Democratic Socialists of America (DSA) favors both the DREAM Act as well as broader immigration reform legislation that would grant immediate permanent resident status to all undocumented workers and their children and would establish an expeditious and non-punitive road to citizenship for these workers and their families. Such measures should render illegal the all-too-frequent local law practice of using racial-profiling to arbitrarily check individuals’ immigration papers. These practices effectively criminalize “breathing while brown.”
DSA also opposes any and all guest worker programs because they not only exploit the workers involved but also undercut all workers’ rights to secure humane wages and working conditions, especially in the service and agricultural sectors.
DSA will work with other immigrant rights and labor organizations to promote family reunification, to halt deportations, to demilitarize our borders, and to help all of our children–regardless of legal status–to realize the dream of attaining a university education. Finally, DSA will participate in the global struggle for equitable economic development and labor rights, so as to reduce the forces that push desperate people to emigrate.
Legalizing the status of all immigrant workers and their families, as well as providing for a transparent and expeditious road to citizenship, embodies basic democratic socialist principles. First, those who are governed by the laws of a democratic society should have an equal say in the making of such laws. Second, all those who contribute meaningful labor to a democratic society, who care for our elderly, our children and our disabled, deserve full membership in our society. Third, immigrant workers cannot fight for rights on the job and against their exploitation by employers without having full legal status, political rights and an expeditious road to citizenship. Threats of deportation for undocumented workers, as well as second-class status in guest worker programs, also restrict the capacity of all workers to organize. These policies create a new form of indentured servitude, as any worker fired by their employer can be immediately deported.
Democratic socialists understand that massive migrations of exploited workers, refugees and asylum-seekers result from an unjust global political and economic system that works for the benefit of transnational corporations and at the expense of the world’s peoples. Immigration to the United States does not only result from the “pull” of greater economic opportunity. It is also caused by the “push” of growing economic inequality and exploitation in developing societies. Much of the current wave of migration to the United States from Mexico, Central America, Africa and the Caribbean can be traced to NAFTA and other unjust “free trade” agreements that enabled subsidized U.S. agribusiness to flood these societies with cheap produce, destroying the livelihoods of millions of small farmers and other rural workers. The export-oriented, often capital-intensive form of manufacturing imposed on them by the IMF, World Bank, and WTO also limits the number of good jobs in the urban economy of these developing nations. The same story can be told about African and East European migration to the European Union.

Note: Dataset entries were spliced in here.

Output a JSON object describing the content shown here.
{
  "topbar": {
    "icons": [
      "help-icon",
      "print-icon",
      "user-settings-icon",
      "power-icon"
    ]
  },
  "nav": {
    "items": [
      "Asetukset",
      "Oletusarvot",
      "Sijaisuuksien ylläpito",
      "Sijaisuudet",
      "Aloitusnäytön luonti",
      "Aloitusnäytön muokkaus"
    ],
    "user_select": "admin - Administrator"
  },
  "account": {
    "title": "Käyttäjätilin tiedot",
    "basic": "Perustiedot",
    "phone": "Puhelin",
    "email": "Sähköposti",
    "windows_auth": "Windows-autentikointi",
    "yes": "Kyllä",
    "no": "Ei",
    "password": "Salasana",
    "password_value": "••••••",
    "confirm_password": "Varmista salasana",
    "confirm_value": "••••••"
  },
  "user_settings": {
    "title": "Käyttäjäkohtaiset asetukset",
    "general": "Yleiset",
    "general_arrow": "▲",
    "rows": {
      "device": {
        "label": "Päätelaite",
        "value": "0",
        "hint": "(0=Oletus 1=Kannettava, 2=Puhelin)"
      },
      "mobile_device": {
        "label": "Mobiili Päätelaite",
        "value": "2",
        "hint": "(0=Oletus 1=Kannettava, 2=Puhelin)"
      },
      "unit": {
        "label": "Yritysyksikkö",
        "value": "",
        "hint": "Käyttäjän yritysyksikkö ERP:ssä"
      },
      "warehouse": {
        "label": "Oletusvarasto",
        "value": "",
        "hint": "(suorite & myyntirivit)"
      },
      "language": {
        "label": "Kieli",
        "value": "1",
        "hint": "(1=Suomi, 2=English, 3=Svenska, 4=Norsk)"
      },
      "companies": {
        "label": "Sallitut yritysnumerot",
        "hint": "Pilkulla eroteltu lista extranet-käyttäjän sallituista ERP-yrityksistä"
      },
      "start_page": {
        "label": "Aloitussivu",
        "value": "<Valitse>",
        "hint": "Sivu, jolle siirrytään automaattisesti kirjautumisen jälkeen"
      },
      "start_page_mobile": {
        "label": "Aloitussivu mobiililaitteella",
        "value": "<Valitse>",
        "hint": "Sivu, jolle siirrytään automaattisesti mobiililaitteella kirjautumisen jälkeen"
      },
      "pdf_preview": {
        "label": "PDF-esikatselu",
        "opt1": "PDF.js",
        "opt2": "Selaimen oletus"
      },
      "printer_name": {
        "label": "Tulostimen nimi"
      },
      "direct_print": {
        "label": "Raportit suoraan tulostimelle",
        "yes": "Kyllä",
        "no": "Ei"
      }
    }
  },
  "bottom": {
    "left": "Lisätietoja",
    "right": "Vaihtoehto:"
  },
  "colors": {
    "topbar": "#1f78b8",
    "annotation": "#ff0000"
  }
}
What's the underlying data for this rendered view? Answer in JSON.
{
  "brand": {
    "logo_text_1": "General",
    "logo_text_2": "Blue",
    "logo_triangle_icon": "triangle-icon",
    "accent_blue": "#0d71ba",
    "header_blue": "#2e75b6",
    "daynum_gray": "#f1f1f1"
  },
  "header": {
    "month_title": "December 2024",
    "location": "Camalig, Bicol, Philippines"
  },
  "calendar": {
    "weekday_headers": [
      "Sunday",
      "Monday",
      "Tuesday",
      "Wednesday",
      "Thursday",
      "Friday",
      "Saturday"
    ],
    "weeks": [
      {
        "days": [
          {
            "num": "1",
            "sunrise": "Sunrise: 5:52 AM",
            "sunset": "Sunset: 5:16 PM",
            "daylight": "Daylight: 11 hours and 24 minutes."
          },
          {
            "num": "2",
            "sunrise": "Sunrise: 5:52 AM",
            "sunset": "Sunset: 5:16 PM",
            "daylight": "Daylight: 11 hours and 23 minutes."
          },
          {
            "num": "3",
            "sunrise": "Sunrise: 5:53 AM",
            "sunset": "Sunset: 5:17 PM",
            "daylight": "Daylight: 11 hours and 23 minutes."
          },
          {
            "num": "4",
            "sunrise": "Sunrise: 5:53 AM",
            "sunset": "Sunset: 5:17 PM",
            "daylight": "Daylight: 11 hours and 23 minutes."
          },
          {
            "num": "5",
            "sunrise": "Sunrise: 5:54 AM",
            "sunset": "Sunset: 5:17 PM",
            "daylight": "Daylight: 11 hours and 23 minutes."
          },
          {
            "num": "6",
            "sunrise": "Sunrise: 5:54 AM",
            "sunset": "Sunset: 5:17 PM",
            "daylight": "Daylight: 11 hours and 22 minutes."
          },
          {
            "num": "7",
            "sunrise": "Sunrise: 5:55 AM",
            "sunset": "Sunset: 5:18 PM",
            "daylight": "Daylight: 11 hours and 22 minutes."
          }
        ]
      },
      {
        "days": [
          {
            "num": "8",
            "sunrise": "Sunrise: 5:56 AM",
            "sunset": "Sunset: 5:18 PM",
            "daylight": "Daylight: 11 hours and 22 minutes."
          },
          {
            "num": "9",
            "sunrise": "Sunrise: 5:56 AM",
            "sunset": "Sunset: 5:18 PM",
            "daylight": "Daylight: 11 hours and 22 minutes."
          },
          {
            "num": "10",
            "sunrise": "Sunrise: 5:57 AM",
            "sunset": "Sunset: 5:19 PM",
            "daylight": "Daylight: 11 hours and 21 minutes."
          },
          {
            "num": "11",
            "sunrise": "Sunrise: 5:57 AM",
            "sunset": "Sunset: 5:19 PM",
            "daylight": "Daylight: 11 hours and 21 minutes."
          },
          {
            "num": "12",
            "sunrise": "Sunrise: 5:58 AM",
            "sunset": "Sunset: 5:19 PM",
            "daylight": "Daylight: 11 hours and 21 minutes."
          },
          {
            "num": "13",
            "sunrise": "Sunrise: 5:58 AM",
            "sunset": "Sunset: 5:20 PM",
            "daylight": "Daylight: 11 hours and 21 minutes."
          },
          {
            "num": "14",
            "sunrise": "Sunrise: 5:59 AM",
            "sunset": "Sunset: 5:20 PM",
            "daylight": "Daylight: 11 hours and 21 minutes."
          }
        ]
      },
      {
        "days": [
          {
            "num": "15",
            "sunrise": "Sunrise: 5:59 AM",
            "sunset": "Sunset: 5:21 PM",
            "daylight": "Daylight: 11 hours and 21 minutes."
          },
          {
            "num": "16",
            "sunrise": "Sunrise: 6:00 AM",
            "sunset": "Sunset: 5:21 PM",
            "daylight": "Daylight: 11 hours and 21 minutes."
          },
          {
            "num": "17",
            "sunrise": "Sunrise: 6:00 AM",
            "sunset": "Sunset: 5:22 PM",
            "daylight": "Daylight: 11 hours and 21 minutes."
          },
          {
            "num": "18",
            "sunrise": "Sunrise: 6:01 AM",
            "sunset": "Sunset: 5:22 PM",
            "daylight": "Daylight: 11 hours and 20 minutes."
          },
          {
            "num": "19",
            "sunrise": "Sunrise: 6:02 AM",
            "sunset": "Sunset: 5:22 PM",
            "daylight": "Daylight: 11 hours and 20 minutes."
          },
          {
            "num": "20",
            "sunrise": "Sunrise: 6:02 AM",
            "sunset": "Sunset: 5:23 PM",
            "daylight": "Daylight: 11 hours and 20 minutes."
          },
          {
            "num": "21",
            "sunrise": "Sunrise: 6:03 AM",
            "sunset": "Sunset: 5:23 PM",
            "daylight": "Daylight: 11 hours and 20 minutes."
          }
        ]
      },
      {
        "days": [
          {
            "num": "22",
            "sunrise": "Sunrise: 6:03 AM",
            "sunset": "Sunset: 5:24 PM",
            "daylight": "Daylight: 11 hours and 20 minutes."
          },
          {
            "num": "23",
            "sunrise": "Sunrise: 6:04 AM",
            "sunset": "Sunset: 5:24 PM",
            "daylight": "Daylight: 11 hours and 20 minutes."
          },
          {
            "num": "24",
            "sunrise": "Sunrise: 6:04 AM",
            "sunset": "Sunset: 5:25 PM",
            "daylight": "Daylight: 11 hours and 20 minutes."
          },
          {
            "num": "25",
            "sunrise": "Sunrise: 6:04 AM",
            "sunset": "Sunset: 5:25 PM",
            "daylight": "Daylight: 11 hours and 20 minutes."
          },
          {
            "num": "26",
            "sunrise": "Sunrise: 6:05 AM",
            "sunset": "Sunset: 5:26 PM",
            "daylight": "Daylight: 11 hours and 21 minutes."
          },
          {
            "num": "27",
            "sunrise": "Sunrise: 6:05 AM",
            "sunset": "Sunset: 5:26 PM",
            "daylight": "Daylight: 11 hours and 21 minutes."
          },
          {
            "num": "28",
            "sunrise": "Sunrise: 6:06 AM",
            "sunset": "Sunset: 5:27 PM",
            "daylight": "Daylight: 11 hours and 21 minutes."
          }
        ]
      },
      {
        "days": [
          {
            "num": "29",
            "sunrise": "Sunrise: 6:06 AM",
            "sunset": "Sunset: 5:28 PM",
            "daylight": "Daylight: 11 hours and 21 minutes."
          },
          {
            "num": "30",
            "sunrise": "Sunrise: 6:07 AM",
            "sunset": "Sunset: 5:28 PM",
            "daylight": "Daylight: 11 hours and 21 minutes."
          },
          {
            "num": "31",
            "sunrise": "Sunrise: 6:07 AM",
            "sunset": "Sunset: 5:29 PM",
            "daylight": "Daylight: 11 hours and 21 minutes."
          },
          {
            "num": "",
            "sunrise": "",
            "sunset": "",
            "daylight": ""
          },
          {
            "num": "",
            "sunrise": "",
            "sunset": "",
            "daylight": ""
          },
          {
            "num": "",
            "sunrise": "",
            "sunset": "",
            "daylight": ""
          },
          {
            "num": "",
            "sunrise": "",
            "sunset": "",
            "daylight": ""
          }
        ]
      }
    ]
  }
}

We can stem the “push” for mass immigration from the developing world only if these economies are allowed to develop in equitable and internally integrated ways. Such development would require the national and international regulation of corporate power by free trade unions and democratic governments as well as the democratization of international economic regulatory institutions.
But reducing or even eliminating the economic forces driving mass immigration is not enough. In the meantime, we must develop humane policies to respond to the presence of nearly 12 million undocumented people already living in the United States. As socialists we know that “an injury to one is an injury to all.” Employers can more easily discriminate against young African Americans, particularly unskilled young men without high school diplomas, when there is vulnerable immigrant labor to exploit. And, the availability of a reserve army of the barely employed endangers union wages and union contracts in many areas—notably among lower-skilled construction and factory workers. Increasing the bargaining power of low-wage workers would also force employers to raise the skill-level and productivity of these workers, thus decreasing the “pull” for large numbers of exploitable undocumented immigrant workers.
Finally, the United States should cease further militarization of our borders, a policy that has radically accelerated under the Obama administration. Since the passage of the restrictive 1994 Immigration Reform Act, the federal government has spent more than $45 billion on border enforcement. This activity has not deterred unauthorized border crossings. Instead, it has lined the pockets of “coyotes,” or smugglers who serve the needs of exploitative employers searching for cheap labor. The practice of human smuggling has already led to the cruel, painful deaths of some 6,000 people in the deserts of the Southwest and in the holds of ships.
The immigrant rights movement is the civil rights movement of the 21st century. Its demand for labor rights demonstrates that only by building a truly international labor and democratic political movement can we transition from a global capitalist world to one that promotes economic and social justice.